Le fantôme de Khaled Nezzar hante toujours la justice suisse
Le Tribunal pénal fédéral publie un arrêt concernant feu l’ancien ministre algérien de la Défense. Peu avant son décès, Khaled Nezzar avait demandé la récusation du juge appelé à présider son procès pour crimes de guerre et crimes contre l’humanité
Drôle de timing tout de même. Dans le flot des décisions publiées régulièrement par le Tribunal pénal fédéral, selon un agenda qui défie souvent la raison, celle du jour concerne le rejet d'une demande de récusation formulée par le très célèbre et surtout désormais défunt Khaled Nezzar. L'ex-ministre algérien de la Défense, qui aurait dû être jugé bientôt en Suisse pour crimes de guerre et crimes contre l'humanité, est mort à Alger le 29 décembre dernier, mettant ainsi un terme à cette procédure qui aura duré douze longues années. Sans doute au grand soulagement de la diplomatie helvétique qui a toujours craint les retombées politiques de ce dossier explosif.

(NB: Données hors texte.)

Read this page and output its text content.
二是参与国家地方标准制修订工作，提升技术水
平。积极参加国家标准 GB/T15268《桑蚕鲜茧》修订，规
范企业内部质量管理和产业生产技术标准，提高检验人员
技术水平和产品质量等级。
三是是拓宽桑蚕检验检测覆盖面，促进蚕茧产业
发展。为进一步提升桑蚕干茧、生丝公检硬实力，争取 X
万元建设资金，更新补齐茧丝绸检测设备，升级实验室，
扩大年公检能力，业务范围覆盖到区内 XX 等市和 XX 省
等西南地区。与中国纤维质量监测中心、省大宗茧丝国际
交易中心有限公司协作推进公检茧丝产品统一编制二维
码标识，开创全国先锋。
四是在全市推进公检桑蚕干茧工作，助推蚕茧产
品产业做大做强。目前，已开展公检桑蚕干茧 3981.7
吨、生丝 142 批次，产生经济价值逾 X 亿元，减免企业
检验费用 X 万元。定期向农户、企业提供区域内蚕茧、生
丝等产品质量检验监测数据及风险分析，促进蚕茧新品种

L'arrêt qui vient ressusciter brièvement cette affaire est daté du 20 novembre dernier. On y apprend que l'ancien ministre algérien, et membre du Haut Comité d'Etat, qui se trouvait à la tête de l'armée et des services secrets au début des années 1990, soit durant une guerre civile marquée par les arrestations arbitraires et la torture, avait sollicité la récusation du juge qui devait présider son procès à Bellinzone.
«Formulation malhabile»
Les avocates du prévenu, Mes Magali Buser et Caroline Schumacher, faisaient valoir un soupçon de partialité à l'encontre de ce magistrat, qui avait refusé de retourner le dossier au parquet fédéral pour complément d'instruction et dont l'insistance pour connaître l'état de santé de leur mandant, âgé de 86 ans et atteint d'un cancer, leur paraissait problématique. Après avoir refusé de dévoiler des éléments «trop intimes» pour être exposés, Khaled Nezzar fera finalement parvenir, en date du 27 octobre 2023, deux certificats attestant de sa capacité à comparaître, tout en maintenant la demande de récusation.

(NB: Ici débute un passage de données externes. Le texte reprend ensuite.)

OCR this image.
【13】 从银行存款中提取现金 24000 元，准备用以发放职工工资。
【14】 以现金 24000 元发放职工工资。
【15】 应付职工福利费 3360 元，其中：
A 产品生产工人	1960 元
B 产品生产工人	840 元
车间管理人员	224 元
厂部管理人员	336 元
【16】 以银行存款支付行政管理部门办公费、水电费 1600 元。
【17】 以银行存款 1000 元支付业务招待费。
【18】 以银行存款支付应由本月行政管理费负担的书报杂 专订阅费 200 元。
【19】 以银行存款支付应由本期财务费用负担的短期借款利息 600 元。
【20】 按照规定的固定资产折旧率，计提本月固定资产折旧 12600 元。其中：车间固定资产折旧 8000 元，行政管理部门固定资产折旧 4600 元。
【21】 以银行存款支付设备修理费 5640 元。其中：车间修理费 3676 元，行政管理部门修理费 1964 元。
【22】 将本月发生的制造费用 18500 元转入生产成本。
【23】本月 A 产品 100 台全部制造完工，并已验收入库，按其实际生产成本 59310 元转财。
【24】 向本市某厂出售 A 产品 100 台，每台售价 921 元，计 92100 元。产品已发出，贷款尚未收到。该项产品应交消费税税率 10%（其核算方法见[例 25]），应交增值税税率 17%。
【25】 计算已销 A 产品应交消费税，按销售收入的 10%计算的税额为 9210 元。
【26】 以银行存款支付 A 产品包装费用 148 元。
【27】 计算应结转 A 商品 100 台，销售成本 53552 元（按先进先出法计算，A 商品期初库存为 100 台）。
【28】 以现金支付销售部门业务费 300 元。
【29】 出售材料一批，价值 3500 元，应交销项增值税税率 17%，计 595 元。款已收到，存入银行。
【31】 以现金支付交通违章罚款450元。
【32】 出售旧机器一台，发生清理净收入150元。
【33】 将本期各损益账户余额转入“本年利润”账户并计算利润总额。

S'agissant du renvoi à l'instruction, la Cour des plaintes relève que les griefs sont tardifs. La question du certificat médical, évoquant les aptitudes présentes et surtout «futures» d'assister à l'audience, étonne davantage la Cour, mais pas au point d'y voir un soupçon de partialité. «Il apparaît en effet, que cette demande visait à déterminer quand et comment fixer au mieux les débats en fonction d'éventuels traitements médicaux auxquels le requérant devrait se soumettre et, le cas échéant, prévoir des aménagements particuliers à ce titre. Même s'il eut été opportun que cette demande soit formulée plus clairement en ce sens, on ne peut y déceler un quelconque parti pris ou une erreur particulièrement lourde», souligne l'arrêt.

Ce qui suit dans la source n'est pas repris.